Several studies have taken a bioinformatics approach to discover drugs that could extend lifespan in model organisms. For instance, the Connectivity Map, a database of drug-induced gene expression profiles, has been used to identify DR mimetics, and found 11 drugs that induced expression profiles significantly similar to those induced by DR in rats and rhesus monkeys. Although previous studies tried to discover drugs that can affect ageing, they all focus on genes or drugs related to lifespan regulation. The role of these drugs in promoting healthy ageing in humans is still an open question. In this study, using gene expression data for human brain ageing, we aimed to discover not only new pro-longevity drugs but also those that can improve health during ageing. The biological processes showing a change in expression include pathways related to synaptic and cognitive functions as well as proteostasis, suggesting gene expression changes in the ageing brain could be used as a surrogate to find drugs to target detrimental effects.
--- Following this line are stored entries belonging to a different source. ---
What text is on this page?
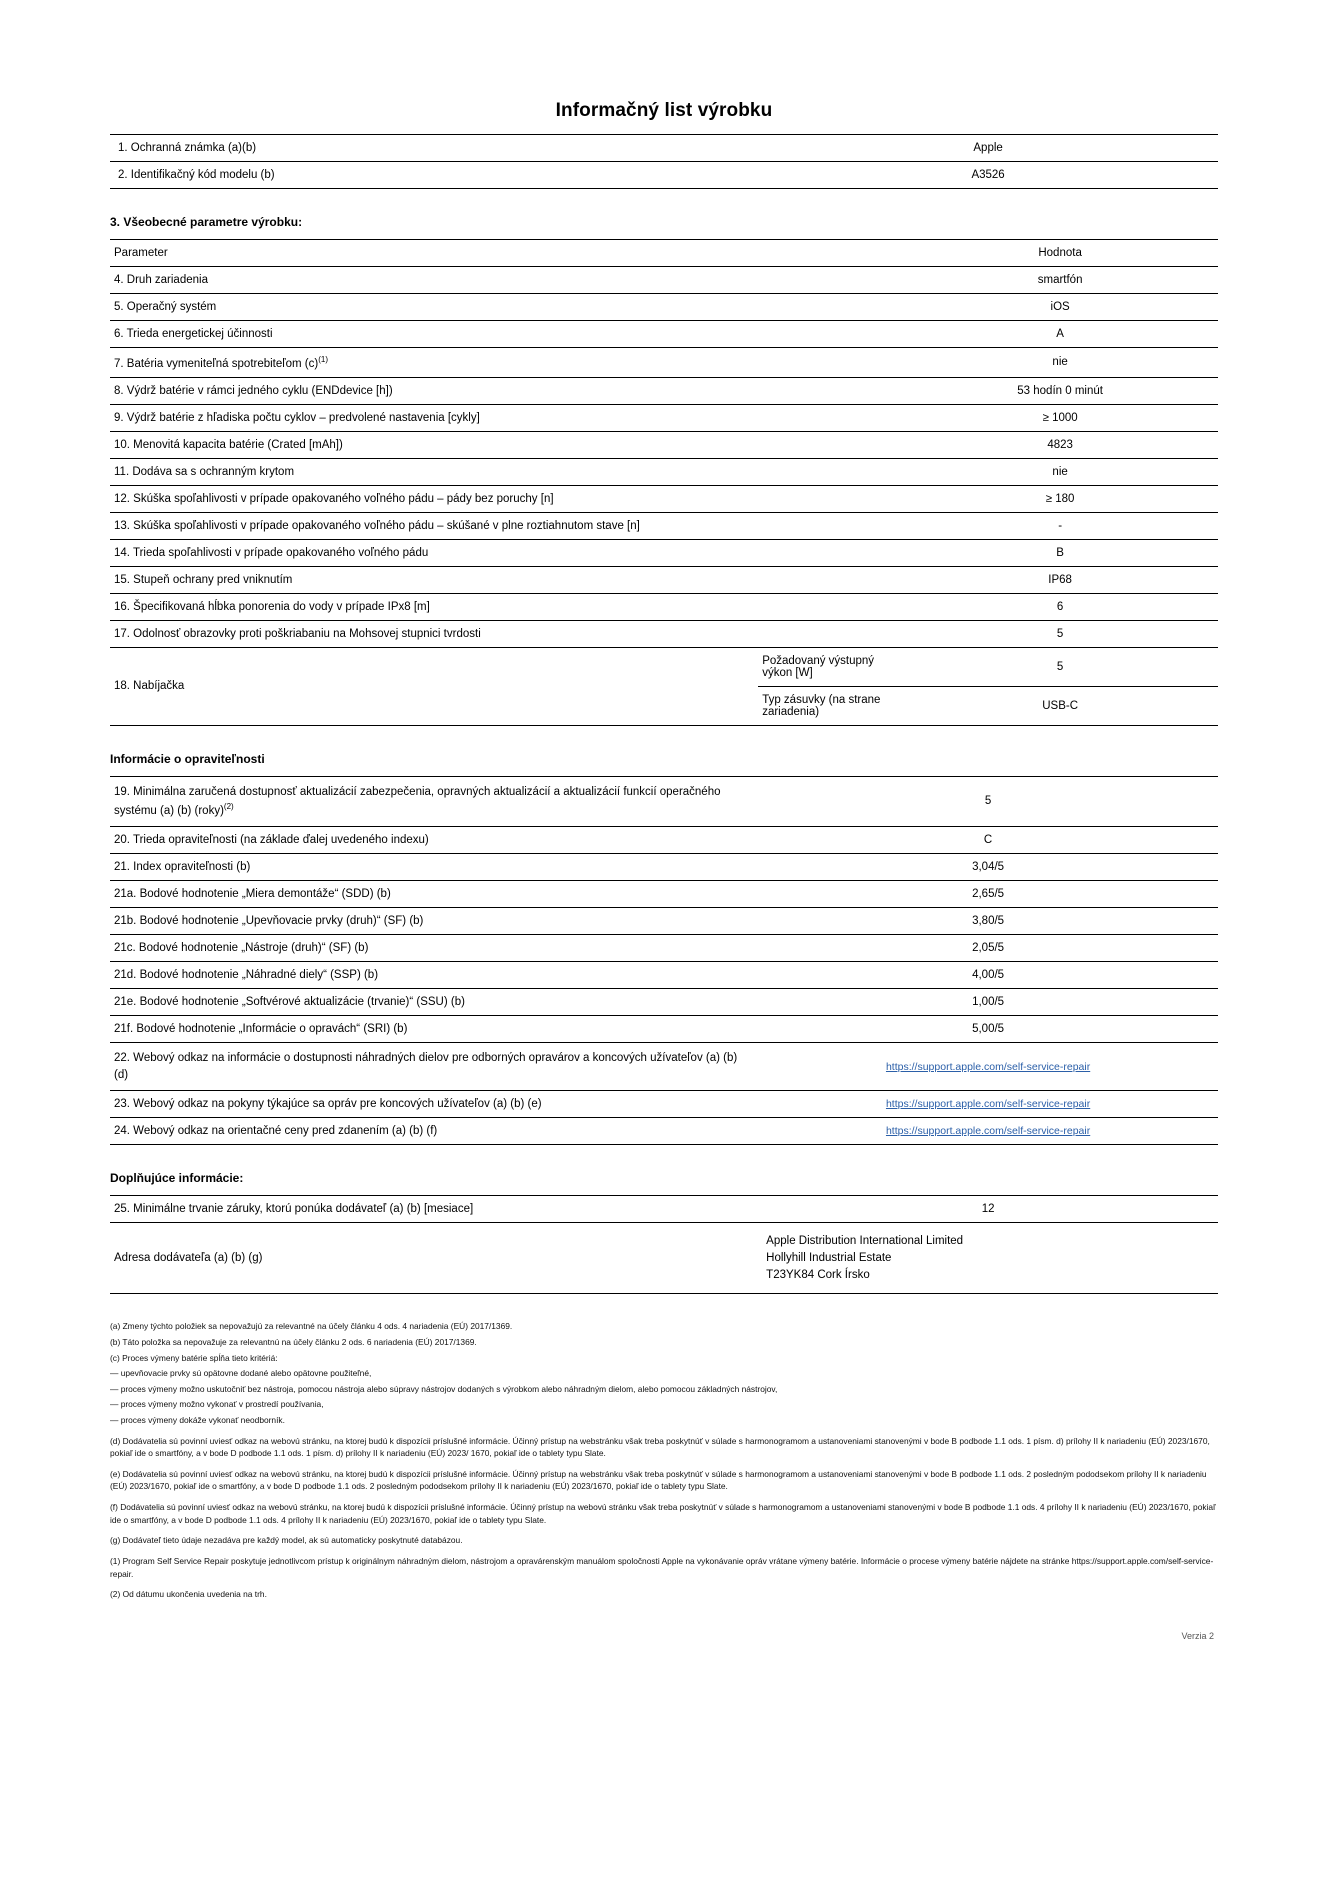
Informačný list výrobku
1. Ochranná známka (a)(b)	Apple
2. Identifikačný kód modelu (b)	A3526
3. Všeobecné parametre výrobku:
Parameter		Hodnota
4. Druh zariadenia		smartfón
5. Operačný systém		iOS
6. Trieda energetickej účinnosti		A
7. Batéria vymeniteľná spotrebiteľom $(c)^{(1)}$		nie
8. Výdrž batérie v rámci jedného cyklu (ENDdevice [h])		53 hodín 0 minút
9. Výdrž batérie z hľadiska počtu cyklov – predvolené nastavenia [cykly]		≥ 1000
10. Menovitá kapacita batérie (Crated [mAh])		4823
11. Dodáva sa s ochranným krytom		nie
12. Skúška spoľahlivosti v prípade opakovaného voľného pádu – pády bez poruchy [n]		≥ 180
13. Skúška spoľahlivosti v prípade opakovaného voľného pádu – skúšané v plne roztiahnutom stave [n]		-
14. Trieda spoľahlivosti v prípade opakovaného voľného pádu		B
15. Stupeň ochrany pred vniknutím		IP68
16. Špecifikovaná hĺbka ponorenia do vody v prípade IPx8 [m]		6
17. Odolnosť obrazovky proti poškriabaniu na Mohsovej stupnici tvrdosti		5
18. Nabíjačka	Požadovaný výstupný výkon [W]	5
	Typ zásuvky (na strane zariadenia)	USB-C
Informácie o opraviteľnosti
19. Minimálna zaručená dostupnosť aktualizácií zabezpečenia, opravných aktualizácií a aktualizácií funkcií operačného systému (a) (b) (roky)$^{(2)}$	5
20. Trieda opraviteľnosti (na základe ďalej uvedeného indexu)	C
21. Index opraviteľnosti (b)	3,04/5
21a. Bodové hodnotenie „Miera demontáže“ (SDD) (b)	2,65/5
21b. Bodové hodnotenie „Upevňovacie prvky (druh)“ (SF) (b)	3,80/5
21c. Bodové hodnotenie „Nástroje (druh)“ (SF) (b)	2,05/5
21d. Bodové hodnotenie „Náhradné diely“ (SSP) (b)	4,00/5
21e. Bodové hodnotenie „Softvérové aktualizácie (trvanie)“ (SSU) (b)	1,00/5
21f. Bodové hodnotenie „Informácie o opravách“ (SRI) (b)	5,00/5
22. Webový odkaz na informácie o dostupnosti náhradných dielov pre odborných opravárov a koncových užívateľov (a) (b) (d)	https://support.apple.com/self-service-repair
23. Webový odkaz na pokyny týkajúce sa opráv pre koncových užívateľov (a) (b) (e)	https://support.apple.com/self-service-repair
24. Webový odkaz na orientačné ceny pred zdanením (a) (b) (f)	https://support.apple.com/self-service-repair
Doplňujúce informácie:
25. Minimálne trvanie záruky, ktorú ponúka dodávateľ (a) (b) [mesiace]	12
Adresa dodávateľa (a) (b) (g)	Apple Distribution International Limited
Hollyhill Industrial Estate
T23YK84 Cork Írsko

(a) Zmeny týchto položiek sa nepovažujú za relevantné na účely článku 4 ods. 4 nariadenia (EÚ) 2017/1369.

(b) Táto položka sa nepovažuje za relevantnú na účely článku 2 ods. 6 nariadenia (EÚ) 2017/1369.

(c) Proces výmeny batérie spĺňa tieto kritériá:

— upevňovacie prvky sú opätovne dodané alebo opätovne použiteľné,

— proces výmeny možno uskutočniť bez nástroja, pomocou nástroja alebo súpravy nástrojov dodaných s výrobkom alebo náhradným dielom, alebo pomocou základných nástrojov,

— proces výmeny možno vykonať v prostredí používania,

— proces výmeny dokáže vykonať neodborník.

(d) Dodávatelia sú povinní uviesť odkaz na webovú stránku, na ktorej budú k dispozícii príslušné informácie. Účinný prístup na webstránku však treba poskytnúť v súlade s harmonogramom a ustanoveniami stanovenými v bode B podbode 1.1 ods. 1 písm. d) prílohy II k nariadeniu (EÚ) 2023/1670, pokiaľ ide o smartfóny, a v bode D podbode 1.1 ods. 1 písm. d) prílohy II k nariadeniu (EÚ) 2023/ 1670, pokiaľ ide o tablety typu Slate.

(e) Dodávatelia sú povinní uviesť odkaz na webovú stránku, na ktorej budú k dispozícii príslušné informácie. Účinný prístup na webstránku však treba poskytnúť v súlade s harmonogramom a ustanoveniami stanovenými v bode B podbode 1.1 ods. 2 posledným pododsekom prílohy II k nariadeniu (EÚ) 2023/1670, pokiaľ ide o smartfóny, a v bode D podbode 1.1 ods. 2 posledným pododsekom prílohy II k nariadeniu (EÚ) 2023/1670, pokiaľ ide o tablety typu Slate.

(f) Dodávatelia sú povinní uviesť odkaz na webovú stránku, na ktorej budú k dispozícii príslušné informácie. Účinný prístup na webovú stránku však treba poskytnúť v súlade s harmonogramom a ustanoveniami stanovenými v bode B podbode 1.1 ods. 4 prílohy II k nariadeniu (EÚ) 2023/1670, pokiaľ ide o smartfóny, a v bode D podbode 1.1 ods. 4 prílohy II k nariadeniu (EÚ) 2023/1670, pokiaľ ide o tablety typu Slate.

(g) Dodávateľ tieto údaje nezadáva pre každý model, ak sú automaticky poskytnuté databázou.

(1) Program Self Service Repair poskytuje jednotlivcom prístup k originálnym náhradným dielom, nástrojom a opravárenským manuálom spoločnosti Apple na vykonávanie opráv vrátane výmeny batérie. Informácie o procese výmeny batérie nájdete na stránke https://support.apple.com/self-service-repair.

(2) Od dátumu ukončenia uvedenia na trh.

Verzia 2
Using multiple gene expression datasets from brain tissue, taken from patients of different ages, we first identified the expression changes that characterise ageing. Then, we compared these changes in gene expression with drug perturbed expression profiles in the Connectivity Map. We thus identified 24 drugs with significantly associated changes. Some of these drugs may function as anti-ageing drugs by reversing the detrimental changes that occur during ageing, others by mimicking the cellular defense mechanisms. The drugs that we identified included significant number of already identified pro-longevity drugs, indicating that the method can discover de novo drugs that meliorate ageing. The approach has the advantages that, by using data from human brain ageing data it focuses on processes relevant in human ageing and that it is unbiased, making it possible to discover new targets for ageing studies.